New Zealand television presenter

John Dougal Stevenson (born 1942) is a former New Zealand television news presenter.

==Early life==
Born in Dunedin in 1942 to a young unmarried mother, Stevenson was adopted out while still a young infant to a family living near Wānaka in Central Otago. His adoptive father was a farmer; his adoptive mother – who died when Dougal was still a young child – was a classically trained musician. After his adoptive mother's death, Stevenson was sent to boarding school, which was – in his own words – "barbaric", followed by high school (John McGlashan College), which did not interest him.

==Broadcasting career==
Stevenson began his broadcasting career in 1964 with the regional Dunedin station DNTV2, and in 1969 was chosen to read the first nationwide news bulletin for the new countrywide television network (on 5 November). He remained as the country's main newsreader on NZBC and its successor (TVNZ)'s early-evening news through much of the 1970s, also presenting the nine o'clock evening news digest Tonight at Nine. Since leaving a regular anchor role, he has appeared as presenter and narrator of many series, his distinctive voice making him a popular choice for documentary work. As Jane Bowron of The Dominion Post once opined "His voice is authoritative. If there is an end-of-the-world broadcast kept in readiness for the final moments on Earth, I hope TVNZ has chosen Dougal to announce it." His reputation within New Zealand broadcasting is also such that he has appeared as himself in cameos in two New Zealand films, Sleeping Dogs (1977) and In My Father's Den (2004). In 2012 he finally made his debut in a true acting role, starring as "Grandad Jack" in a six-minute short film by Gem Waterhouse, Forget Me Not.
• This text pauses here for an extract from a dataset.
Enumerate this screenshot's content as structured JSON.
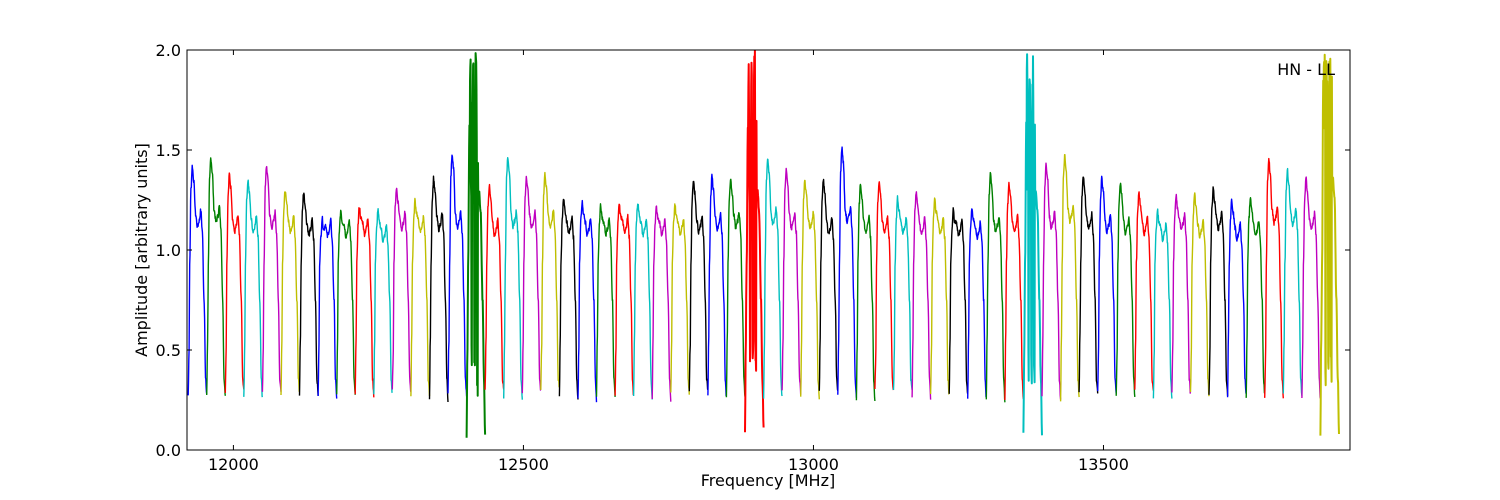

In 1987 he was chosen to host the Australasian version of the popular ITV-produced Granada Television quiz show The Krypton Factor.

Following his retirement from TVNZ, Stevenson became the host of the Allied Press-owned Dunedin television station Channel 39's Dunedin Diary weekly current affairs show.

Stevenson was named New Zealand Television Personality of the Year at the 1976 Feltex Awards, and in the 2012 Queen's Birthday and Diamond Jubilee Honours received the Queen's Service Medal for services to broadcasting. He currently lives at Deborah Bay, near Port Chalmers, Dunedin.